As geopolitical tensions peak, these ETFs will be impacted the most.

Ukraine Crisis v2

  • On Sunday, Crimea will hold a referendum on annexing the region to Russia; U.S. and Germany have threatened sanctions if this happens.
  • The Market Vectors Russia ETF (RSX | C-64) is down 27 percent YTD.
  • An escalation could spell trouble regionally: The iShares Emerging Eastern Europe ETF (ESR | C-70) is down 22 percent YTD.
  • The iShares MSCI Poland ETF (EPOL | C-85) could be in play should the situation expand beyond Crimea and Ukraine, as Poland shares a border with Ukraine.
  • War, or an escalation toward it, could spur a risk-off move, which could cause broad pullbacks in emerging markets: The iShares MSCI Emerging Markets ETF (EEM | B-100) is down 8.6 percent YTD.
  • Gold would be a likely benefactor of a broad risk-off move: The SPDR Gold ETF (GLD | A-100) is up 12 percent YTD.
  • For the risk-inclined: The Direxion Daily Russia Bear 3x ETF (RUSS) is up 128 percent YTD.

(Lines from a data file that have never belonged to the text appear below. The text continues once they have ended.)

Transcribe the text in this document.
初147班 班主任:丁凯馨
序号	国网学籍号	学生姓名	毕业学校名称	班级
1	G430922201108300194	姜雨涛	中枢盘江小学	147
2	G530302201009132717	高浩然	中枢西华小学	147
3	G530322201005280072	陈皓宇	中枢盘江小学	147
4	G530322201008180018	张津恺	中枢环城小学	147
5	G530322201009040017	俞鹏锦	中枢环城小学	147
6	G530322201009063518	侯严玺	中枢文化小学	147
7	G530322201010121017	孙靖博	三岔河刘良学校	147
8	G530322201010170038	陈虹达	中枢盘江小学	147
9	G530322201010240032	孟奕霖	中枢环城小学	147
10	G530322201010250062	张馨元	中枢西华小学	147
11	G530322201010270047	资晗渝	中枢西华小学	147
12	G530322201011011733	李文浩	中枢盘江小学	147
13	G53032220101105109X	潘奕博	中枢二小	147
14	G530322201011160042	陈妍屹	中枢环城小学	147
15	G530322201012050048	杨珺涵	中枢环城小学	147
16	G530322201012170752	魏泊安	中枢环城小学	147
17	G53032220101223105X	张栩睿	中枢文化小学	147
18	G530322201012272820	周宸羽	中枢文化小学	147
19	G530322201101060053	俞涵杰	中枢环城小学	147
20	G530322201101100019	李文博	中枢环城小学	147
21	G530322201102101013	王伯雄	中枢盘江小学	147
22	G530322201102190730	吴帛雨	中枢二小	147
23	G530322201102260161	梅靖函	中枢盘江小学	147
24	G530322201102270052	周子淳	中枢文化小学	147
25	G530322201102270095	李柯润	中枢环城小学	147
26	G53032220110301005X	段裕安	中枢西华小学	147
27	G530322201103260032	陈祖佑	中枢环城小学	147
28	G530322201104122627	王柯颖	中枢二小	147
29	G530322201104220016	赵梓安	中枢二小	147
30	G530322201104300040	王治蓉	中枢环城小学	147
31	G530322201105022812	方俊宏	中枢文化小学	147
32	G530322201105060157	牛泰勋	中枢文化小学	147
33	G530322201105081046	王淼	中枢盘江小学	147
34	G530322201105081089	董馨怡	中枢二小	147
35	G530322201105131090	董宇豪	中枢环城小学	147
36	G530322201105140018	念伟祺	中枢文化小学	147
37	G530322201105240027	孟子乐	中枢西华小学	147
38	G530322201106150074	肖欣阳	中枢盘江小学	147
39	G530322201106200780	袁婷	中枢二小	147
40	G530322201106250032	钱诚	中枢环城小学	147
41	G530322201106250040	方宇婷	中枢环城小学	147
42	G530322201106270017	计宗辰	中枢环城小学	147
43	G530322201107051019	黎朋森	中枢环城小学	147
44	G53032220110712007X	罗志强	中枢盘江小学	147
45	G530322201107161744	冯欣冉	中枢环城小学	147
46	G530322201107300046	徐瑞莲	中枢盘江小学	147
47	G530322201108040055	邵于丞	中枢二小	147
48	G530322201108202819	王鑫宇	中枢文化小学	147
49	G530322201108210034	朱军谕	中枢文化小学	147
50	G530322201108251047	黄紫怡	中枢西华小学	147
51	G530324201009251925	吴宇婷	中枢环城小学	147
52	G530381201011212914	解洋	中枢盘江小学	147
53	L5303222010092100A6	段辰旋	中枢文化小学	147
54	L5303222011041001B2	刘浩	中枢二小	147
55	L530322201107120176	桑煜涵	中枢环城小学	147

  • In an attempt to stem the flight of capital, the Russian Central Bank hiked interest rates 1.50 percent (the most since 1998) on March 3. Despite the dramatic intervention, the ruble continues to fall.
  • Since the crisis erupted, foreign capital has fled Russia, which has caused the ruble to decline 10 percent against the dollar so far this year.
  • The yield on 10-year Russian debt has spiked to 9.4 percent. The following ETFs all have significant allocations to Russian debt: (EMB | B-24), (ELD | B), (EMLC | C-57), (HYEM | C), (EMHY | C), (EBND | C-79), (VWOB), (PFEM | D-58).